Mirror neurons also activate when we observe an emotional reaction in another person, and so provide the neuronal basis of empathy. Mirror neurons thus help to create the contagious behavior that is so integral to social life—the shared grief at a funeral, the shared joy at a birthday.

Goleman explores social intelligence as both a functional and biological phenomenon. Social intelligence allows us to develop an enhanced awareness of the mind of others, and to develop the skills that we need to maintain appropriate relationships. Goleman also explores these functional elements in terms of the cognitive processing systems that regulate various social behaviors.

Social Awareness
Social awareness refers to the behavioral range that runs from instantly sensing the inner state of other people, to understanding their feelings and thoughts, to comprehending the meaning and significance of complicated social situations. This awareness includes:

Primal Empathy: To sense the non-verbal emotional signals of others and to feel what they are feeling.

Attunement: To attend and attune to others with a sustained receptivity that leads to rapport.

Empathetic Accuracy: To consciously and accurately understand another person’s thoughts, feelings, and intentions. Mirror neurons function at a subliminal level, but we often need to add prior experience with the immediate challenge in order to consciously grasp and appropriately respond to the real intentions of the other person (such as in contract negotiations, or when confronting an assailant).

Social cognition: Knowing how the social world works (such as the appropriate behavior in restaurants and museums, the appropriate conversation for various social settings). Social cognition emerges out of the development of primal empathy, attunement, and empathetic accuracy.

Social Facility
To simply sense how other people feel, or to know what they think or intend, doesn’t guarantee fruitful interactions. Social skills build on social awareness to allow smooth, effective interactions. The spectrum of social facility includes:

Synchrony: To interact smoothly with others at the non-verbal level. This includes the ability to automatically read and respond to nonverbal cues (such as knowing when to smile and frown, how to orient our body). While these skills develop effortlessly in many children, the awkward behavior of others reduces the quality of their social life.

Self-Presentation: To present ourselves effectively in social situations, so that others can easily understand how we feel and think about the issues at hand.

Influence: To help shape the outcome of social interactions in a manner that is acceptable to others.
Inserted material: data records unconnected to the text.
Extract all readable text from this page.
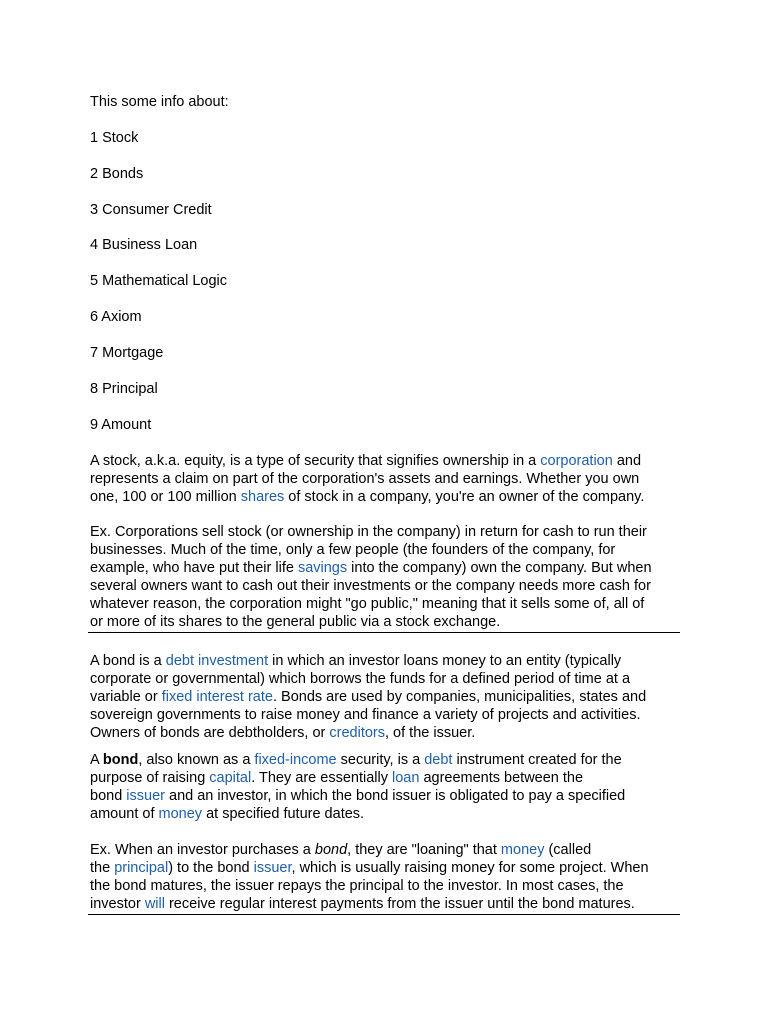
This some info about:
1 Stock
2 Bonds
3 Consumer Credit
4 Business Loan
5 Mathematical Logic
6 Axiom
7 Mortgage
8 Principal
9 Amount
A stock, a.k.a. equity, is a type of security that signifies ownership in a corporation and
represents a claim on part of the corporation's assets and earnings. Whether you own
one, 100 or 100 million shares of stock in a company, you're an owner of the company.
Ex. Corporations sell stock (or ownership in the company) in return for cash to run their
businesses. Much of the time, only a few people (the founders of the company, for
example, who have put their life savings into the company) own the company. But when
several owners want to cash out their investments or the company needs more cash for
whatever reason, the corporation might "go public," meaning that it sells some of, all of
or more of its shares to the general public via a stock exchange.
A bond is a debt investment in which an investor loans money to an entity (typically
corporate or governmental) which borrows the funds for a defined period of time at a
variable or fixed interest rate. Bonds are used by companies, municipalities, states and
sovereign governments to raise money and finance a variety of projects and activities.
Owners of bonds are debtholders, or creditors, of the issuer.
A bond, also known as a fixed-income security, is a debt instrument created for the
purpose of raising capital. They are essentially loan agreements between the
bond issuer and an investor, in which the bond issuer is obligated to pay a specified
amount of money at specified future dates.
Ex. When an investor purchases a bond, they are "loaning" that money (called
the principal) to the bond issuer, which is usually raising money for some project. When
the bond matures, the issuer repays the principal to the investor. In most cases, the
investor will receive regular interest payments from the issuer until the bond matures.
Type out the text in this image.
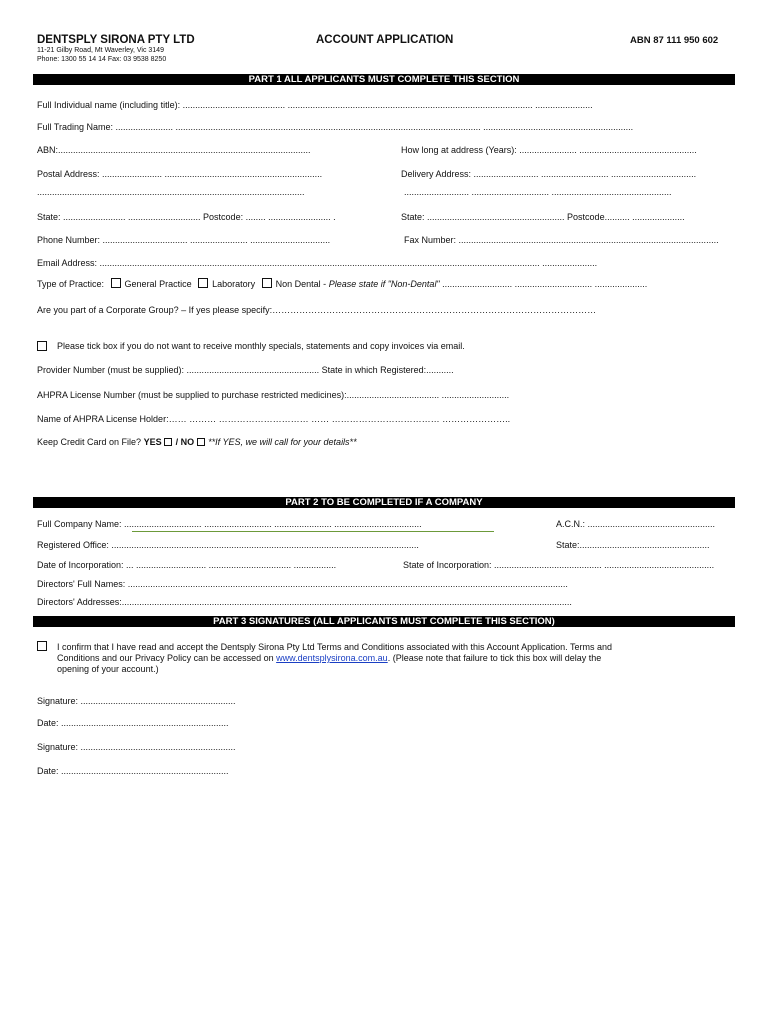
DENTSPLY SIRONA PTY LTD
11-21 Gilby Road, Mt Waverley, Vic 3149
Phone: 1300 55 14 14 Fax: 03 9538 8250
ACCOUNT APPLICATION	ABN 87 111 950 602
PART 1 ALL APPLICANTS MUST COMPLETE THIS SECTION
Full Individual name (including title): ......................................... .................................................................................................. .......................
Full Trading Name: ....................... .......................................................................................................................... ............................................................
ABN:.....................................................................................................	How long at address (Years): ....................... ...............................................
Postal Address: ........................ ...............................................................	Delivery Address: .......................... ........................... ..................................
...........................................................................................................	.......................... ............................... ................................................
State: ......................... ............................. Postcode: ........ ......................... .	State: ....................................................... Postcode.......... .....................
Phone Number: .................................. ....................... ................................	Fax Number: ........................................................................................................
Email Address: ................................................................................................................................................................................ ......................
Type of Practice: General Practice Laboratory Non Dental - Please state if "Non-Dental" ............................ ............................... .....................
Are you part of a Corporate Group? – If yes please specify:………………………………………………………………………………………………
Please tick box if you do not want to receive monthly specials, statements and copy invoices via email.
Provider Number (must be supplied): ..................................................... State in which Registered:...........
AHPRA License Number (must be supplied to purchase restricted medicines):..................................... ...........................
Name of AHPRA License Holder:…… ……… ………………………… …… ……………………………… …………………..
Keep Credit Card on File? YES / NO **If YES, we will call for your details**
PART 2 TO BE COMPLETED IF A COMPANY
Full Company Name: ............................... ........................... ....................... ...................................	A.C.N.: ...................................................
Registered Office: ...........................................................................................................................	State:....................................................
Date of Incorporation: ... ............................ ................................. .................	State of Incorporation: ........................................... ............................................
Directors' Full Names: ................................................................................................................................................................................
Directors' Addresses:....................................................................................................................................................................................
PART 3 SIGNATURES (ALL APPLICANTS MUST COMPLETE THIS SECTION)
I confirm that I have read and accept the Dentsply Sirona Pty Ltd Terms and Conditions associated with this Account Application. Terms and
Conditions and our Privacy Policy can be accessed on www.dentsplysirona.com.au. (Please note that failure to tick this box will delay the
opening of your account.)
Signature: ..............................................................
Date: ...................................................................
Signature: ..............................................................
Date: ...................................................................
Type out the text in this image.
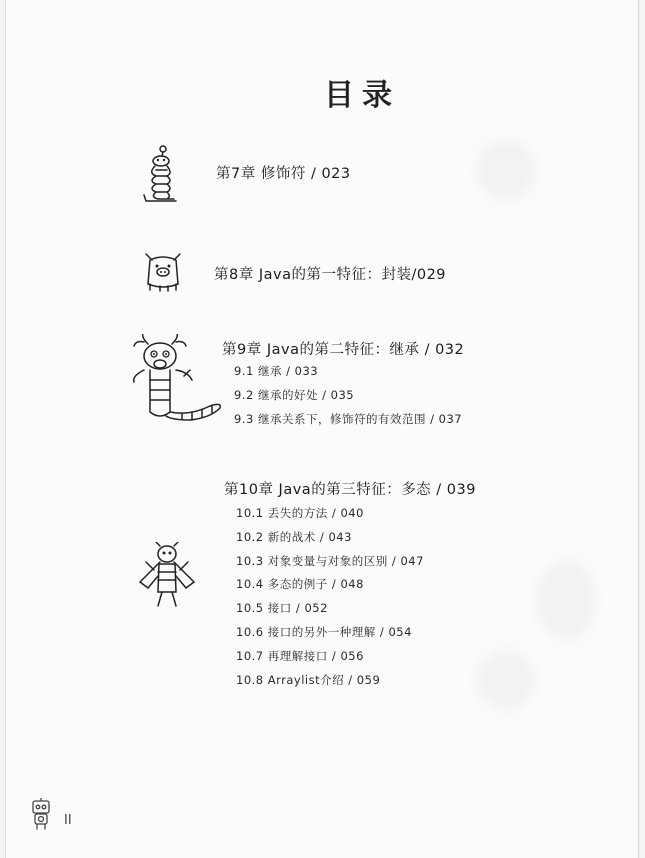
目录
第7章 修饰符 / 023
第8章 Java的第一特征：封装/029
第9章 Java的第二特征：继承 / 032
9.1 继承 / 033
9.2 继承的好处 / 035
9.3 继承关系下，修饰符的有效范围 / 037
第10章 Java的第三特征：多态 / 039
10.1 丢失的方法 / 040
10.2 新的战术 / 043
10.3 对象变量与对象的区别 / 047
10.4 多态的例子 / 048
10.5 接口 / 052
10.6 接口的另外一种理解 / 054
10.7 再理解接口 / 056
10.8 Arraylist介绍 / 059
II
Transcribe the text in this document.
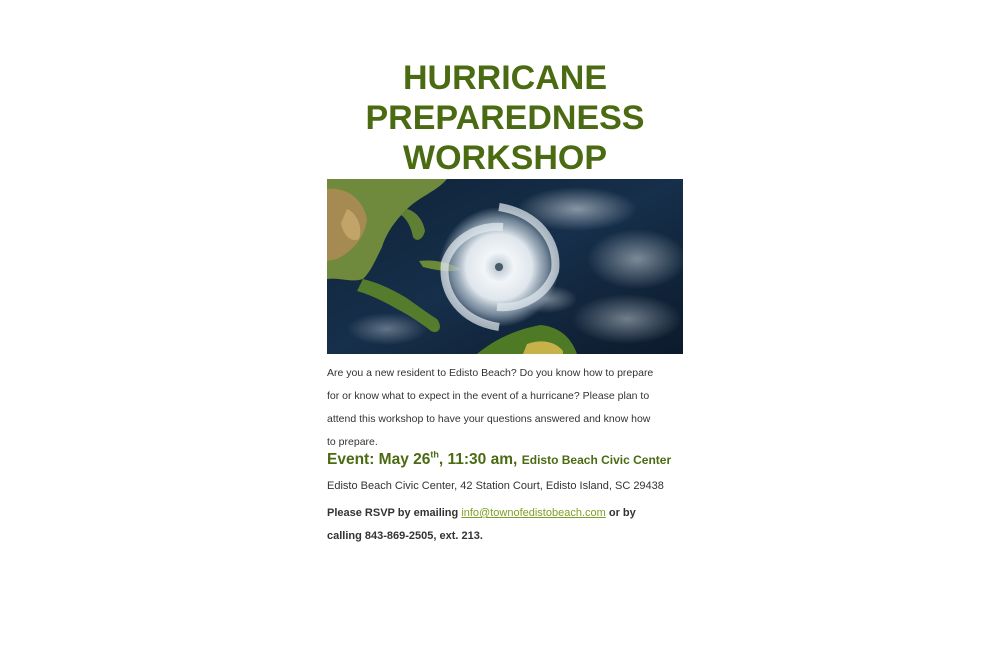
HURRICANE
PREPAREDNESS
WORKSHOP
Are you a new resident to Edisto Beach? Do you know how to prepare
for or know what to expect in the event of a hurricane? Please plan to
attend this workshop to have your questions answered and know how
to prepare.
Event: May 26th, 11:30 am, Edisto Beach Civic Center
Edisto Beach Civic Center, 42 Station Court, Edisto Island, SC 29438
Please RSVP by emailing info@townofedistobeach.com or by
calling 843-869-2505, ext. 213.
Most social issues require at least some negotiation, so it’s very important to learn how to negotiate fairly and effectively.

Concern: To care about and appropriately act on the needs of others. The behavioral spectrum is broad—from simply holding a door open for a person laden with packages to contributing to charitable and cultural institutions. We’re a highly interdependent social species, and so it’s inappropriate for us to expect others but not ourselves to contribute to common needs.

The functional elements of social intelligence identified above constitute the heart of the book, but what’s especially fascinating is how Goleman draws on recent brain research to ground these functions in neurobiology. These forms of awareness and behavior do have an underlying biological explanation. This means that we can move towards the educational enhancement of social intelligence, and to effective interventions when the system goes awry.

That’s good news! And Social Intelligence is an excellent, readable source of information on the entire phenomenon!